I wanted to be as disciplined as him.
I wanted to be as responsible as him.
I feel like becoming Him. Though excluding the gender, but to me, he is everything to me that is PERFECT. I want to be as PERFECT as Him.
He is so all-reliable man.
He cooks, he cleans, he sews, he does carpentery and the list goes on and on.
Sometimes i wonder, how was he brought up?
I could remember once when the four of us got Chicken-pox.
Dad, use to bathe us.
He would apply the lotions for us... Those were the memories.
And every night he would make sure that we were all asleep.
And we would always seat in between his kain while he's asleep on the sofa, it was like our very own playground slide.
Eventhough, he is always working different shifts now and then.
And we hardly spend time with him.
Furthermore, there was very rare opportunity that he could show that he cared for us, however deep in our hearts we knew it wasn't necessary for him to obviously show us that he cares.
That's because he show his care through inobvious ways.
The reason he goes to work everyday and never complaint.
The reason that he makes sure every one of us salam him whenever he goes to work.
The reason that he would make phone calls during his break and asked whether we've eaten yet.
The reason why, he always asked where we were going to.
The reason why, he always remind us not to stay out too long.
The reason why, he called everytime we were not back by 8.30pm.
The reason and the reason and the reason...
And every morning i would see him asleep on the sofa snoring... and thought to myself... Poor dad must have been very tired, from working night shifts.
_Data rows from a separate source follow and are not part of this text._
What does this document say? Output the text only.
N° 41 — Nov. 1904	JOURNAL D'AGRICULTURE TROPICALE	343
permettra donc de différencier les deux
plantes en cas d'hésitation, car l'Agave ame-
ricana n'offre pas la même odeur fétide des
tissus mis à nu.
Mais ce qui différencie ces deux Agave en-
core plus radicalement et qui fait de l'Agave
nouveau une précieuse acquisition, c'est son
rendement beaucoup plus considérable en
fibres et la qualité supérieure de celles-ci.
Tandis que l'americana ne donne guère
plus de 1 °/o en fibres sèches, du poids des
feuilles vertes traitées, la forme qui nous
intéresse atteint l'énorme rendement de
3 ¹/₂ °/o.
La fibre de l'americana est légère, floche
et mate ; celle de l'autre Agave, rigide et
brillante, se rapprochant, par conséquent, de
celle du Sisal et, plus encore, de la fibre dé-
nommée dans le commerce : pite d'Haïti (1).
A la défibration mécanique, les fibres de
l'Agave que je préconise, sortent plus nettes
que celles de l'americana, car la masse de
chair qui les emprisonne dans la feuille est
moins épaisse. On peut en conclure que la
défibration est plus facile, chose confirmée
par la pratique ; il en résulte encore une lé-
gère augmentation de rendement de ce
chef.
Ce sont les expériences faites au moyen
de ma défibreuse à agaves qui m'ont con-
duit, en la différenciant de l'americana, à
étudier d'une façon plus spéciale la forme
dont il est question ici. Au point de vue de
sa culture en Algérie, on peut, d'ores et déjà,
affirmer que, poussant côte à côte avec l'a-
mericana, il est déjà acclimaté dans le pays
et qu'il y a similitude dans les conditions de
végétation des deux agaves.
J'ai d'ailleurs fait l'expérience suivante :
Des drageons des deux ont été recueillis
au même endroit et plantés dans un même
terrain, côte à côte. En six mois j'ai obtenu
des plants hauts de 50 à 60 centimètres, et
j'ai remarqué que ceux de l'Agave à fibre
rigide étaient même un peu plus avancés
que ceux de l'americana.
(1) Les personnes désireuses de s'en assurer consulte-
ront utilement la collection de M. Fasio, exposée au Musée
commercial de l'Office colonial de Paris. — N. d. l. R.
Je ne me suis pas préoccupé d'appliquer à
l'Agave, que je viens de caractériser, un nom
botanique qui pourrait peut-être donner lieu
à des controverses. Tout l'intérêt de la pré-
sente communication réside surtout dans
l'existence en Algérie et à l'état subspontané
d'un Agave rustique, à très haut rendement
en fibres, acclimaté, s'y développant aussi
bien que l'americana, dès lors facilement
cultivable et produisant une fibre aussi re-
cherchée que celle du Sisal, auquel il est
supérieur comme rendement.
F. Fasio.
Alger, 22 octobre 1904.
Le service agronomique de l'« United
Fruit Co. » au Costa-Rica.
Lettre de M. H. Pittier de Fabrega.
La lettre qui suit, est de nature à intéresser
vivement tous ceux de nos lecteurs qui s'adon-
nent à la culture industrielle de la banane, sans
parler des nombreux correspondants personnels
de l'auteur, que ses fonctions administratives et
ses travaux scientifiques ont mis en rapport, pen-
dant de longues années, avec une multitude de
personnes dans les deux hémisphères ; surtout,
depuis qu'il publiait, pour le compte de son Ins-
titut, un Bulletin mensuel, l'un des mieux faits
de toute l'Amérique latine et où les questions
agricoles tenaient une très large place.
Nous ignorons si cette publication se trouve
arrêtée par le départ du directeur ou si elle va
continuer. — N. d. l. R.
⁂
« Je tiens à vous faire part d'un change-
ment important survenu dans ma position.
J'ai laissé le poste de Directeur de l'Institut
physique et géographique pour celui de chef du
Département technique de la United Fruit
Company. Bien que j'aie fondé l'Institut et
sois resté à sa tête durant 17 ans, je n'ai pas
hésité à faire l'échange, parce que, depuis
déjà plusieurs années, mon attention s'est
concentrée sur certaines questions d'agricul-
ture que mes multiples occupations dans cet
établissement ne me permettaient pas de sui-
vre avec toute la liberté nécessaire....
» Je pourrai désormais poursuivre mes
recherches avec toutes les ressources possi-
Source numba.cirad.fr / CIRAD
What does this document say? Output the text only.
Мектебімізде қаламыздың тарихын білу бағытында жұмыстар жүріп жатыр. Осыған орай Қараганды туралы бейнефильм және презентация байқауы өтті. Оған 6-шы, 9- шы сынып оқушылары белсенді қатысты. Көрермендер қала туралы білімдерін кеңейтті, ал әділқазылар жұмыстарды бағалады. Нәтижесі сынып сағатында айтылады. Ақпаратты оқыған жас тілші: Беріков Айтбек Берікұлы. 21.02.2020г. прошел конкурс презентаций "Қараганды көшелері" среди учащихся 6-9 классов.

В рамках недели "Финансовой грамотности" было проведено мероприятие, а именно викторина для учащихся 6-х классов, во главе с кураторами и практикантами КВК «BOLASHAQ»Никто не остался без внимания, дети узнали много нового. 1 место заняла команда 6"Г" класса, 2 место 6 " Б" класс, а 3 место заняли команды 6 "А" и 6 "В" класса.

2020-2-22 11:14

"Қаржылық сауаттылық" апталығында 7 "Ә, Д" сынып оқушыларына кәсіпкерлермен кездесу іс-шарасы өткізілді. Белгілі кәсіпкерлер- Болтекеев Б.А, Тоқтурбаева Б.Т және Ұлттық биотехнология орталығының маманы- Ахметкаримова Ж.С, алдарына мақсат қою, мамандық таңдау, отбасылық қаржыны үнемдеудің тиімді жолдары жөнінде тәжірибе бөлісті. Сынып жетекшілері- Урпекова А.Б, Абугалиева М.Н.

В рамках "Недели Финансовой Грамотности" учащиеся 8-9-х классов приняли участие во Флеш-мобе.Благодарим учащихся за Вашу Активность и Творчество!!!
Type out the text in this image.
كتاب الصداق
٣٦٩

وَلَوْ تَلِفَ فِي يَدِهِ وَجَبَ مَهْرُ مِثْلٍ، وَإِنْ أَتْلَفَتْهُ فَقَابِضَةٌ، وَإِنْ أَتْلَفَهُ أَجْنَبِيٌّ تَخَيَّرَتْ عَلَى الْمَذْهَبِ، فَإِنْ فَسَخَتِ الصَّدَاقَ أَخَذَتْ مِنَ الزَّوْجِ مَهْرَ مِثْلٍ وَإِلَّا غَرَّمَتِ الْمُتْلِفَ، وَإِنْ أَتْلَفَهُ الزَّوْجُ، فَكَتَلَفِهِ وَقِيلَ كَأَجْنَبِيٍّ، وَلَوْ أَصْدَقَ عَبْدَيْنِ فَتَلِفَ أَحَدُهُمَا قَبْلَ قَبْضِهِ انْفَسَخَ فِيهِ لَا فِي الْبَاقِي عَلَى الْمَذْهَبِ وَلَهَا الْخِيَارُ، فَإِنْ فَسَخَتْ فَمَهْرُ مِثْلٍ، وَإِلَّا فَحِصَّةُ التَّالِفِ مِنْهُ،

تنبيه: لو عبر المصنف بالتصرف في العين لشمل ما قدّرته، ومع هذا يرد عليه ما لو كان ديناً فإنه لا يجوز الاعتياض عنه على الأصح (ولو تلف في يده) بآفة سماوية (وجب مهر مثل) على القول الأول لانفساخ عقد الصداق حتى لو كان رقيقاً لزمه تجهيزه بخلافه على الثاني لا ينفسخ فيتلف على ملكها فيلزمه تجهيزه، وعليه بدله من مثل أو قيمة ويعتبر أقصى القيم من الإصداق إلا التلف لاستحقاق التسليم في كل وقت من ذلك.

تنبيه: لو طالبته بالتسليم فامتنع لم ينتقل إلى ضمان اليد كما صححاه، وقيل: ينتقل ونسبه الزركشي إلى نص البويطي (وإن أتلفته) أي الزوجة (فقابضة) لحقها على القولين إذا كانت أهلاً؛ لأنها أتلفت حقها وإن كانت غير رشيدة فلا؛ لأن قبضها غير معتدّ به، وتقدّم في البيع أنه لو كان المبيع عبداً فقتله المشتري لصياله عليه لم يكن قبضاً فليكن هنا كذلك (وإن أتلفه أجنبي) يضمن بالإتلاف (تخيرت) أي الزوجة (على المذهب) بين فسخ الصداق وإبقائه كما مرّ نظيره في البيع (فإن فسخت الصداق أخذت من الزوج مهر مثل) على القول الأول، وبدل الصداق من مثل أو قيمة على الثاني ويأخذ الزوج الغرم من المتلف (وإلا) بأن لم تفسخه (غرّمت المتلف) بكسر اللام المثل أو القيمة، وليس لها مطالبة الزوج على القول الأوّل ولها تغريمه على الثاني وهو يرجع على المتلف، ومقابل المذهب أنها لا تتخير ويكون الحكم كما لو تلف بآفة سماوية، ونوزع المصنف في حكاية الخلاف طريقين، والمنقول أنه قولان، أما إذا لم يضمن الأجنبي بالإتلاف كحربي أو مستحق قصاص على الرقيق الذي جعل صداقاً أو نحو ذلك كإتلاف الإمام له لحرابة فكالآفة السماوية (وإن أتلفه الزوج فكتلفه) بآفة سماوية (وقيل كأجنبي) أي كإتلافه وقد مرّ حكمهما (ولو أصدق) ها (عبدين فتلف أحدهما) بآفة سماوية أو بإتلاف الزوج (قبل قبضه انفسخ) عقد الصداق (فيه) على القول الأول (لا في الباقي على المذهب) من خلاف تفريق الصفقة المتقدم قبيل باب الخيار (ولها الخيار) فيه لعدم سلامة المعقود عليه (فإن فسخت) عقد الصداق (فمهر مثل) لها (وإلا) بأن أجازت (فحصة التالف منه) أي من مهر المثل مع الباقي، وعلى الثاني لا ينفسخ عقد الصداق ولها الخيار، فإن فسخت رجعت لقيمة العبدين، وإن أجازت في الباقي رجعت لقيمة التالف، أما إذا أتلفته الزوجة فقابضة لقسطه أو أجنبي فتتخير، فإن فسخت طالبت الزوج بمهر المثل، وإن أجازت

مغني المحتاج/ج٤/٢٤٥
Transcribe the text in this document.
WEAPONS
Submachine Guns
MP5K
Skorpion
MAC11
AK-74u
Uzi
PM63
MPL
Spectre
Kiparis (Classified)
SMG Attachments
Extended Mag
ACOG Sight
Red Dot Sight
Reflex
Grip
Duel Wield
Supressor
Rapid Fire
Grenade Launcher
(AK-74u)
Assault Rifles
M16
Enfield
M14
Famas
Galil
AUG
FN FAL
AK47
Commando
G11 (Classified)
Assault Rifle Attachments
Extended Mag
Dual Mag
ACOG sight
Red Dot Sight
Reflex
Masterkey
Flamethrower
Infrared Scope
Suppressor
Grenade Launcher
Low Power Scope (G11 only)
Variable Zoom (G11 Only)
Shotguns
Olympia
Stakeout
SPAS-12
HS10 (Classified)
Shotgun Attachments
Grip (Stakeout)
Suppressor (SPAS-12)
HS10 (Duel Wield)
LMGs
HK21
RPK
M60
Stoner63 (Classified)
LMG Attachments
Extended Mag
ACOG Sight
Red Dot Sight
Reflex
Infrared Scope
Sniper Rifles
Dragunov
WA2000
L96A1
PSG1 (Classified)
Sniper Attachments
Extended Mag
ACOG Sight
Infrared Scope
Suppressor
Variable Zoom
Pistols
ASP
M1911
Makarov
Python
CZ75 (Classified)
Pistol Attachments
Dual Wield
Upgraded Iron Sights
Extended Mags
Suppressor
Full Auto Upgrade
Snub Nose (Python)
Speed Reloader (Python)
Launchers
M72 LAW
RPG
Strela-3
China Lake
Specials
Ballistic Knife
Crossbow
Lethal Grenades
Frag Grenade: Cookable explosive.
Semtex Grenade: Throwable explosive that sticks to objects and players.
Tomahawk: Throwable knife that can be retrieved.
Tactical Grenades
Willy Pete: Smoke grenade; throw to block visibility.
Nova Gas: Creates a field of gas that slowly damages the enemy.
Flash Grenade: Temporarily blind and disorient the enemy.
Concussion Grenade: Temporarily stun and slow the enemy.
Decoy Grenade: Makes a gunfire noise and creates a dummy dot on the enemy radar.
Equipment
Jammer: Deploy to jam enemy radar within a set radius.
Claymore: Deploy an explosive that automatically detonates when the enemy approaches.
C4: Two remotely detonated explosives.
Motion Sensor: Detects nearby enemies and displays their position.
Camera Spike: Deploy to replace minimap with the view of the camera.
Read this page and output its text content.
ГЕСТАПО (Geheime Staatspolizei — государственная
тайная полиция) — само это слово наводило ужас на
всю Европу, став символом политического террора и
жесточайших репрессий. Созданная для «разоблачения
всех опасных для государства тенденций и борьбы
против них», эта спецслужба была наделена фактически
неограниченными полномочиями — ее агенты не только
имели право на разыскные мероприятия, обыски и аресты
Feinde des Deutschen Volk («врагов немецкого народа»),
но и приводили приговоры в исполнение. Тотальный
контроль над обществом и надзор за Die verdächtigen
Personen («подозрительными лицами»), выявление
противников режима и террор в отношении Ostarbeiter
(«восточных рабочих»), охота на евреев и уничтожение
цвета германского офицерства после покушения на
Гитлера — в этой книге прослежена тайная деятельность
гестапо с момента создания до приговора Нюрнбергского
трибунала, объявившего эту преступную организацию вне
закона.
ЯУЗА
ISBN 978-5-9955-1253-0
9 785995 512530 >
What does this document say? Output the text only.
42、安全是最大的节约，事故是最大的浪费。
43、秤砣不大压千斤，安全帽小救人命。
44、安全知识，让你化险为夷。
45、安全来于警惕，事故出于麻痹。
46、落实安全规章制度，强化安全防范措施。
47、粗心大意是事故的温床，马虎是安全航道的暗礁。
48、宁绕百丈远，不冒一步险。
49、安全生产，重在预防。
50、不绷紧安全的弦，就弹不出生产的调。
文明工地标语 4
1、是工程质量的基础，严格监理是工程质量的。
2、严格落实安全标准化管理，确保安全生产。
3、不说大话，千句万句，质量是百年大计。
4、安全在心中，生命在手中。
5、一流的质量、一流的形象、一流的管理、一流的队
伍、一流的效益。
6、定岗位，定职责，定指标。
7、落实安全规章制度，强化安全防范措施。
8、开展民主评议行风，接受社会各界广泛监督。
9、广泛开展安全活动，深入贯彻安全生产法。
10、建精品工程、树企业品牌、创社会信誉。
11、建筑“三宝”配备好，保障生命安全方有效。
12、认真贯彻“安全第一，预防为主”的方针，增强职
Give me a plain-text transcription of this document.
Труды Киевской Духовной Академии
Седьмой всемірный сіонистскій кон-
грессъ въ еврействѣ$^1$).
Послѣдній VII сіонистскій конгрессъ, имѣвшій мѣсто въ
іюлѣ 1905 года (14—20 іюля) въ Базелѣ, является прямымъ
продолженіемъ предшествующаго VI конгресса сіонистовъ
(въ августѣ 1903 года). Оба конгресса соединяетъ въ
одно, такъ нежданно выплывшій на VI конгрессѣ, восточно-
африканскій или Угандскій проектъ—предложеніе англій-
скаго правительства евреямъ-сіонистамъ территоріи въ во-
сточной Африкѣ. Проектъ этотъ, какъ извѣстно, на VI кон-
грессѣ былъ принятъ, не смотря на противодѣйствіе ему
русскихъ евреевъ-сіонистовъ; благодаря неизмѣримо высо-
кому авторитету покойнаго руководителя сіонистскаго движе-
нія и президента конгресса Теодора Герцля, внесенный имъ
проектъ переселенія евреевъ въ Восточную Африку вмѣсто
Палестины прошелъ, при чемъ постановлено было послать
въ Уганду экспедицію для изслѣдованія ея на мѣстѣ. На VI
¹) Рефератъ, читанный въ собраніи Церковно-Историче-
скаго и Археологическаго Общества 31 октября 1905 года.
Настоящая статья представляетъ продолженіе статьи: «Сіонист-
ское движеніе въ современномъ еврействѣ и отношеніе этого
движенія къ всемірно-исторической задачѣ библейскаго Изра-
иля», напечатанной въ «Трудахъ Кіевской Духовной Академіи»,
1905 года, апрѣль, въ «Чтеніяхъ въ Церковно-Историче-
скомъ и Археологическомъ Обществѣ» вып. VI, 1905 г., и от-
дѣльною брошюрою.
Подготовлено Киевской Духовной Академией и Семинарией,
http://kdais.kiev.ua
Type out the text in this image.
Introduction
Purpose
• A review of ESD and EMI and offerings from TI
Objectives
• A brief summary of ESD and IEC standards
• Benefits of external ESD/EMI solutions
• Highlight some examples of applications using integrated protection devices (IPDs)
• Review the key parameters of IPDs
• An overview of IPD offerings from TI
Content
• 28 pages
How could i ever repay?
Whenever we ask him this question, he would simply reply with "Belajar rajin-rajin, dapat kerja yang gaji besar dan jangan lupa diri."
Everytime, i hear this, i'm determined to do so. With that, i could shower him with love and more!!!
And he was the reason why i wanted to excel in my studies and NPCC.
As a daughter, i feel like it's a duty for the children to make their parents proud.
To witness their children, up on stage to receive an award is every parent's dream.
And to me as long as my father's name is announced after mine. I feel like i've done him proud.
It didn't matter to me that my name was announced but his name was, it makes a whole lot of difference. Nur Khairiah Bte Kamir.
In fact, i was irritated the first time i received my Npcc name tag and it didn't have his name plus, they spelt my name wrongly. Arrghh, so i had to make a new one with his name. I believe my brothers and sisters felt the same way too!
And everytime, i came back home with an award. I wanted to make sure that he acknowledged it. You may say, i bragged about it too!
I get very nervous if my academic results weren't good, expecting him to scold but he didn't. He just say, next time try to improve. And i was comfortable with that.
What more can i say? My dad was the first man i came to recognise. Most of all
I'M PROUD OF MY DAD!!!.
I've came to realise that i could probably write a book about him.
And for that, i want to wish my DAD, HAPPY PAPA DAY!!
Even millions of words can't explain my gratitude to him.
Some day, i'll find time to get photos of him.